Applications of deep learning techniques in healthcare systems: A review
1Dept. of Computer Engineering, Erciyes University, Kayseri, Türkiye
2Information Technology, Erciyes University, Kayseri, Türkiye
J Clin Pract Res - DOI: 10.14744/cpr.2024.25381

Abstract

Artificial intelligence (AI) is the ability of machines to carry out tasks by imitating human intelligence. In recent years, AI methods have begun to be used in many different areas. Healthcare is one of the most common areas where AI is used. Diagnosis, treatment, patient care, new drug production, and preventive care can be listed as some of the applications of AI in health.

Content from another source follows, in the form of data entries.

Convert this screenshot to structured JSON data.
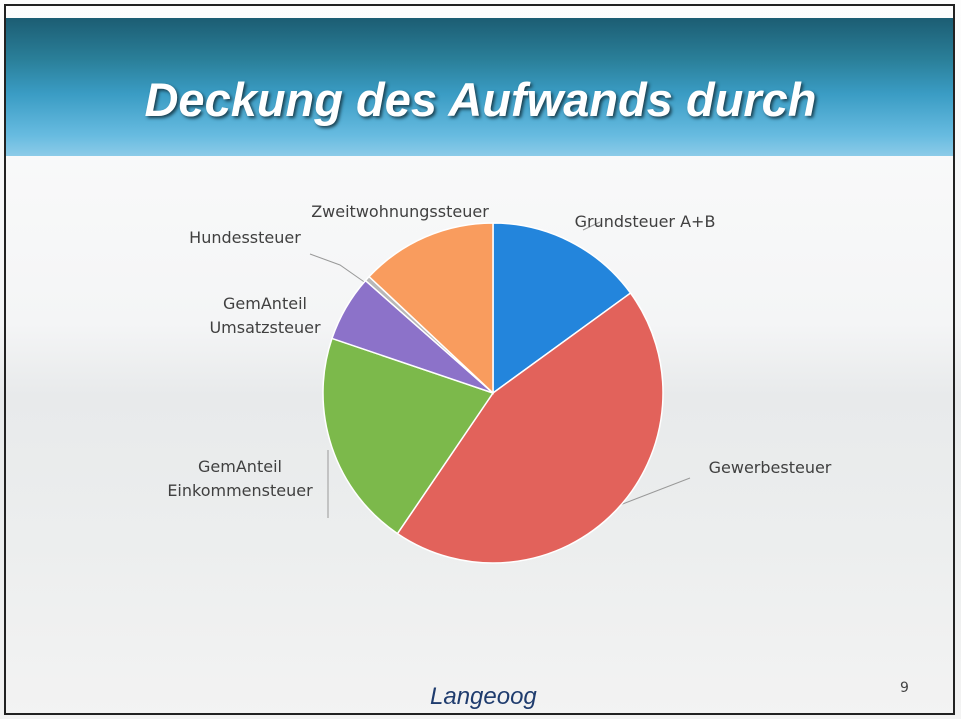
{
  "chart_data": {
    "type": "pie",
    "title": "Deckung des Aufwands durch",
    "categories": [
      "Grundsteuer A+B",
      "Gewerbesteuer",
      "GemAnteil Einkommensteuer",
      "GemAnteil Umsatzsteuer",
      "Hundessteuer",
      "Zweitwohnungssteuer"
    ],
    "values": [
      15,
      44.5,
      20.7,
      6.3,
      0.5,
      13
    ],
    "colors": [
      "#2385dc",
      "#e2625b",
      "#7cb94b",
      "#8c72c9",
      "#b8b8b8",
      "#f99c5e"
    ]
  },
  "footer": {
    "logo": "Langeoog",
    "page_number": "9"
  }
}
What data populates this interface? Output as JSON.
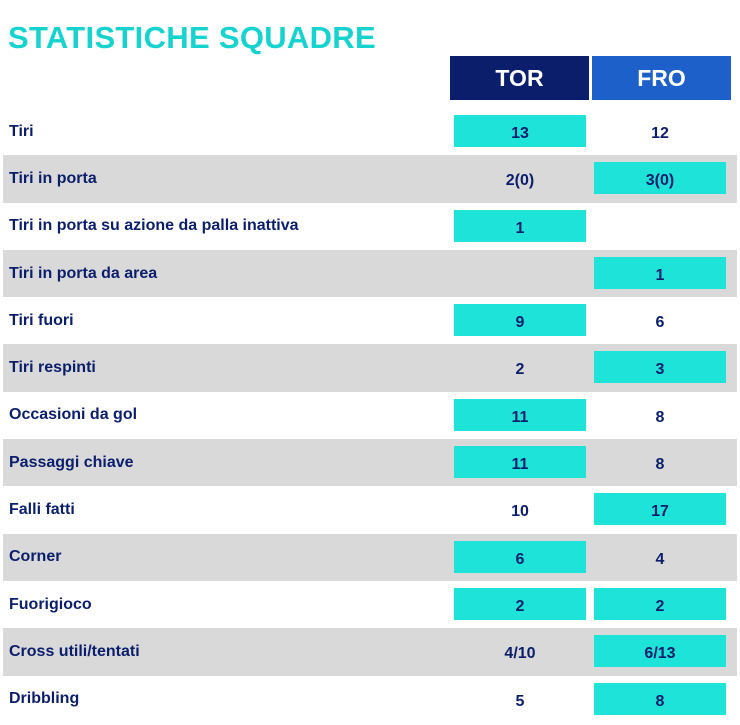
{
  "title": "STATISTICHE SQUADRE",
  "teams": {
    "home": "TOR",
    "away": "FRO"
  },
  "colors": {
    "title": "#17d3cf",
    "home_header": "#0b1e6b",
    "away_header": "#1e60c9",
    "highlight": "#1ee3d9",
    "text": "#0b1e6b",
    "row_alt": "#d9d9d9"
  },
  "rows": [
    {
      "label": "Tiri",
      "home": "13",
      "away": "12",
      "highlight": "home"
    },
    {
      "label": "Tiri in porta",
      "home": "2(0)",
      "away": "3(0)",
      "highlight": "away"
    },
    {
      "label": "Tiri in porta su azione da palla inattiva",
      "home": "1",
      "away": "",
      "highlight": "home"
    },
    {
      "label": "Tiri in porta da area",
      "home": "",
      "away": "1",
      "highlight": "away"
    },
    {
      "label": "Tiri fuori",
      "home": "9",
      "away": "6",
      "highlight": "home"
    },
    {
      "label": "Tiri respinti",
      "home": "2",
      "away": "3",
      "highlight": "away"
    },
    {
      "label": "Occasioni da gol",
      "home": "11",
      "away": "8",
      "highlight": "home"
    },
    {
      "label": "Passaggi chiave",
      "home": "11",
      "away": "8",
      "highlight": "home"
    },
    {
      "label": "Falli fatti",
      "home": "10",
      "away": "17",
      "highlight": "away"
    },
    {
      "label": "Corner",
      "home": "6",
      "away": "4",
      "highlight": "home"
    },
    {
      "label": "Fuorigioco",
      "home": "2",
      "away": "2",
      "highlight": "both"
    },
    {
      "label": "Cross utili/tentati",
      "home": "4/10",
      "away": "6/13",
      "highlight": "away"
    },
    {
      "label": "Dribbling",
      "home": "5",
      "away": "8",
      "highlight": "away"
    }
  ]
}
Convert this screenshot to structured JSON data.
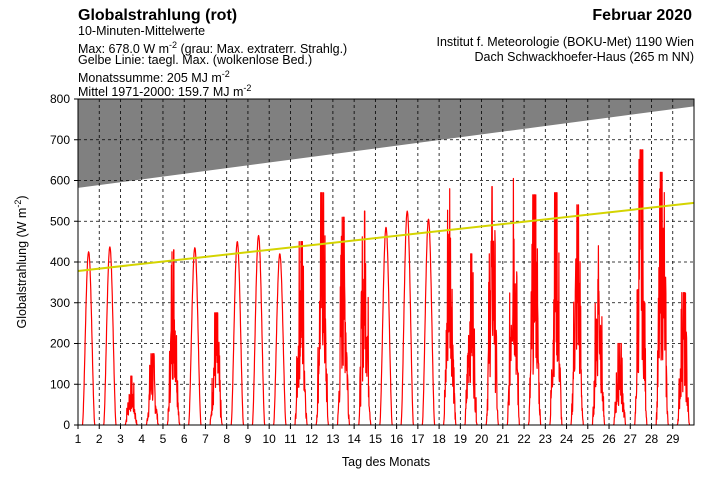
{
  "header": {
    "title": "Globalstrahlung (rot)",
    "line1": "10-Minuten-Mittelwerte",
    "line2": "Max:  678.0 W m",
    "line2_sup": "-2",
    "line2_rest": "  (grau: Max. extraterr. Strahlg.)",
    "line3": "Gelbe Linie: taegl. Max. (wolkenlose Bed.)",
    "line4": "Monatssumme:  205 MJ m",
    "line4_sup": "-2",
    "line5": "Mittel 1971-2000:  159.7 MJ m",
    "line5_sup": "-2",
    "month": "Februar 2020",
    "institute1": "Institut f. Meteorologie (BOKU-Met) 1190 Wien",
    "institute2": "Dach Schwackhoefer-Haus (265 m NN)"
  },
  "colors": {
    "global": "#ff0000",
    "extraterrestrial": "#808080",
    "clear_sky": "#d4d400",
    "grid": "#000000"
  },
  "chart_data": {
    "type": "line",
    "title": "Globalstrahlung (rot)",
    "xlabel": "Tag des Monats",
    "ylabel": "Globalstrahlung (W m",
    "ylabel_sup": "-2",
    "ylabel_close": ")",
    "xlim": [
      1,
      30
    ],
    "ylim": [
      0,
      800
    ],
    "x_ticks": [
      1,
      2,
      3,
      4,
      5,
      6,
      7,
      8,
      9,
      10,
      11,
      12,
      13,
      14,
      15,
      16,
      17,
      18,
      19,
      20,
      21,
      22,
      23,
      24,
      25,
      26,
      27,
      28,
      29
    ],
    "y_ticks": [
      0,
      100,
      200,
      300,
      400,
      500,
      600,
      700,
      800
    ],
    "grid": true,
    "extraterrestrial_max": {
      "start": 582,
      "end": 782
    },
    "clear_sky_max": {
      "start": 378,
      "end": 545
    },
    "daily_max": [
      {
        "day": 1,
        "max": 425,
        "shape": "clear"
      },
      {
        "day": 2,
        "max": 437,
        "shape": "clear"
      },
      {
        "day": 3,
        "max": 120,
        "shape": "cloudy"
      },
      {
        "day": 4,
        "max": 175,
        "shape": "cloudy"
      },
      {
        "day": 5,
        "max": 430,
        "shape": "cloudy"
      },
      {
        "day": 6,
        "max": 435,
        "shape": "clear"
      },
      {
        "day": 7,
        "max": 275,
        "shape": "cloudy"
      },
      {
        "day": 8,
        "max": 450,
        "shape": "clear"
      },
      {
        "day": 9,
        "max": 465,
        "shape": "clear"
      },
      {
        "day": 10,
        "max": 420,
        "shape": "clear"
      },
      {
        "day": 11,
        "max": 450,
        "shape": "cloudy"
      },
      {
        "day": 12,
        "max": 570,
        "shape": "cloudy"
      },
      {
        "day": 13,
        "max": 510,
        "shape": "cloudy"
      },
      {
        "day": 14,
        "max": 525,
        "shape": "cloudy"
      },
      {
        "day": 15,
        "max": 485,
        "shape": "clear"
      },
      {
        "day": 16,
        "max": 525,
        "shape": "clear"
      },
      {
        "day": 17,
        "max": 505,
        "shape": "clear"
      },
      {
        "day": 18,
        "max": 580,
        "shape": "cloudy"
      },
      {
        "day": 19,
        "max": 420,
        "shape": "cloudy"
      },
      {
        "day": 20,
        "max": 585,
        "shape": "cloudy"
      },
      {
        "day": 21,
        "max": 605,
        "shape": "cloudy"
      },
      {
        "day": 22,
        "max": 565,
        "shape": "cloudy"
      },
      {
        "day": 23,
        "max": 570,
        "shape": "cloudy"
      },
      {
        "day": 24,
        "max": 540,
        "shape": "cloudy"
      },
      {
        "day": 25,
        "max": 440,
        "shape": "cloudy"
      },
      {
        "day": 26,
        "max": 200,
        "shape": "cloudy"
      },
      {
        "day": 27,
        "max": 675,
        "shape": "cloudy"
      },
      {
        "day": 28,
        "max": 620,
        "shape": "cloudy"
      },
      {
        "day": 29,
        "max": 325,
        "shape": "cloudy"
      }
    ]
  }
}
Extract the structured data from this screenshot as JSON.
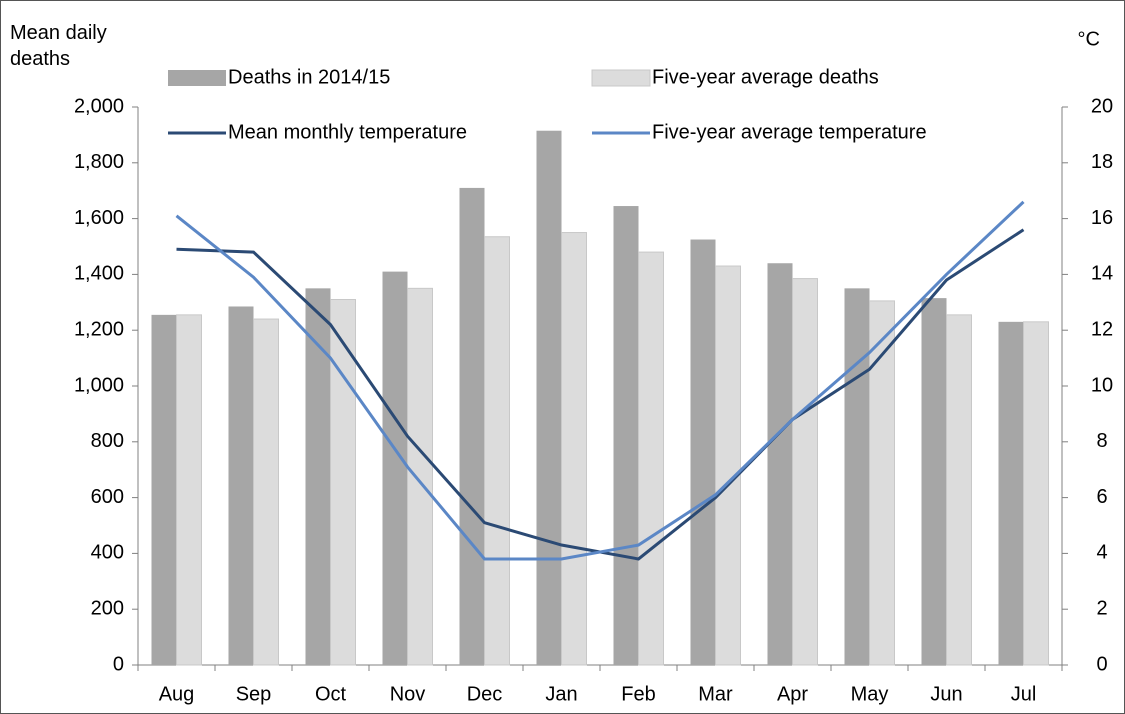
{
  "chart_data": {
    "type": "bar-line",
    "ylabel": "Mean daily deaths",
    "y2label": "°C",
    "categories": [
      "Aug",
      "Sep",
      "Oct",
      "Nov",
      "Dec",
      "Jan",
      "Feb",
      "Mar",
      "Apr",
      "May",
      "Jun",
      "Jul"
    ],
    "series": [
      {
        "name": "Deaths in 2014/15",
        "type": "bar",
        "color": "#a6a6a6",
        "values": [
          1255,
          1285,
          1350,
          1410,
          1710,
          1915,
          1645,
          1525,
          1440,
          1350,
          1315,
          1230
        ]
      },
      {
        "name": "Five-year average deaths",
        "type": "bar",
        "color": "#dcdcdc",
        "values": [
          1255,
          1240,
          1310,
          1350,
          1535,
          1550,
          1480,
          1430,
          1385,
          1305,
          1255,
          1230
        ]
      },
      {
        "name": "Mean monthly temperature",
        "type": "line",
        "axis": "y2",
        "color": "#2b4a74",
        "values": [
          14.9,
          14.8,
          12.2,
          8.2,
          5.1,
          4.3,
          3.8,
          6.0,
          8.8,
          10.6,
          13.8,
          15.6
        ]
      },
      {
        "name": "Five-year average temperature",
        "type": "line",
        "axis": "y2",
        "color": "#5b87c6",
        "values": [
          16.1,
          13.9,
          11.0,
          7.1,
          3.8,
          3.8,
          4.3,
          6.1,
          8.8,
          11.2,
          14.0,
          16.6
        ]
      }
    ],
    "ylim": [
      0,
      2000
    ],
    "yticks": [
      0,
      200,
      400,
      600,
      800,
      {
        "value": 1000,
        "label": "1,000"
      },
      {
        "value": 1200,
        "label": "1,200"
      },
      {
        "value": 1400,
        "label": "1,400"
      },
      {
        "value": 1600,
        "label": "1,600"
      },
      {
        "value": 1800,
        "label": "1,800"
      },
      {
        "value": 2000,
        "label": "2,000"
      }
    ],
    "y2lim": [
      0,
      20
    ],
    "y2ticks": [
      0,
      2,
      4,
      6,
      8,
      10,
      12,
      14,
      16,
      18,
      20
    ]
  }
}
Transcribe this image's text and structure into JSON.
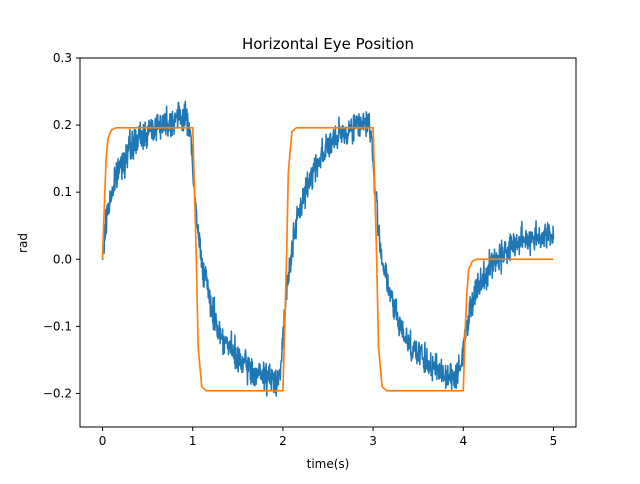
{
  "chart_data": {
    "type": "line",
    "title": "Horizontal Eye Position",
    "xlabel": "time(s)",
    "ylabel": "rad",
    "xlim": [
      -0.25,
      5.25
    ],
    "ylim": [
      -0.25,
      0.3
    ],
    "xticks": [
      0,
      1,
      2,
      3,
      4,
      5
    ],
    "xtick_labels": [
      "0",
      "1",
      "2",
      "3",
      "4",
      "5"
    ],
    "yticks": [
      -0.2,
      -0.1,
      0.0,
      0.1,
      0.2,
      0.3
    ],
    "ytick_labels": [
      "−0.2",
      "−0.1",
      "0.0",
      "0.1",
      "0.2",
      "0.3"
    ],
    "grid": false,
    "legend": false,
    "series": [
      {
        "color": "#1f77b4",
        "noisy": true,
        "x": [
          0,
          0.05,
          0.1,
          0.2,
          0.3,
          0.4,
          0.5,
          0.6,
          0.7,
          0.8,
          0.9,
          0.97,
          1.0,
          1.05,
          1.1,
          1.2,
          1.3,
          1.4,
          1.5,
          1.6,
          1.7,
          1.8,
          1.9,
          1.97,
          2.0,
          2.05,
          2.1,
          2.2,
          2.3,
          2.4,
          2.5,
          2.6,
          2.7,
          2.8,
          2.9,
          2.97,
          3.0,
          3.05,
          3.1,
          3.2,
          3.3,
          3.4,
          3.5,
          3.6,
          3.7,
          3.8,
          3.9,
          3.97,
          4.0,
          4.05,
          4.1,
          4.2,
          4.3,
          4.4,
          4.5,
          4.6,
          4.7,
          4.8,
          4.9,
          5.0
        ],
        "y": [
          0.0,
          0.07,
          0.1,
          0.14,
          0.165,
          0.18,
          0.19,
          0.2,
          0.205,
          0.21,
          0.215,
          0.2,
          0.13,
          0.05,
          0.0,
          -0.07,
          -0.11,
          -0.13,
          -0.15,
          -0.16,
          -0.17,
          -0.175,
          -0.18,
          -0.17,
          -0.12,
          -0.04,
          0.02,
          0.08,
          0.12,
          0.15,
          0.17,
          0.18,
          0.19,
          0.2,
          0.205,
          0.2,
          0.14,
          0.06,
          0.0,
          -0.06,
          -0.1,
          -0.125,
          -0.14,
          -0.155,
          -0.165,
          -0.17,
          -0.175,
          -0.165,
          -0.13,
          -0.09,
          -0.06,
          -0.03,
          -0.01,
          0.005,
          0.015,
          0.025,
          0.03,
          0.035,
          0.035,
          0.035
        ]
      },
      {
        "color": "#ff7f0e",
        "noisy": false,
        "x": [
          0,
          0.02,
          0.04,
          0.06,
          0.1,
          0.15,
          1.0,
          1.02,
          1.04,
          1.06,
          1.1,
          1.15,
          2.0,
          2.02,
          2.04,
          2.06,
          2.1,
          2.15,
          3.0,
          3.02,
          3.04,
          3.06,
          3.1,
          3.15,
          4.0,
          4.02,
          4.04,
          4.06,
          4.1,
          4.15,
          5.0
        ],
        "y": [
          0.0,
          0.08,
          0.15,
          0.18,
          0.193,
          0.196,
          0.196,
          0.1,
          0.0,
          -0.13,
          -0.19,
          -0.196,
          -0.196,
          -0.1,
          0.0,
          0.13,
          0.19,
          0.196,
          0.196,
          0.1,
          0.0,
          -0.13,
          -0.19,
          -0.196,
          -0.196,
          -0.11,
          -0.05,
          -0.015,
          -0.003,
          0.0,
          0.0
        ]
      }
    ]
  }
}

In this review, deep learning methods, which are a sub-branch of AI, are mentioned. Deep learning methods frequently used in the literature are convolutional neural networks, stacked autoencoders, and recurrent neural networks. The deep learning methods commonly used in the literature include convolutional neural networks (CNNs) for image recognition and classification, stacked autoencoders (SAEs) for unsupervised feature learning and dimensionality reduction, and recurrent neural networks (RNNs) for analyzing sequential data like time-series data. However, it should be noted that all these methods can be applied to other application areas as well. This paper presents studies in the literature on medical image analysis, drug discovery and development, and remote patient monitoring in which these deep learning methods are used.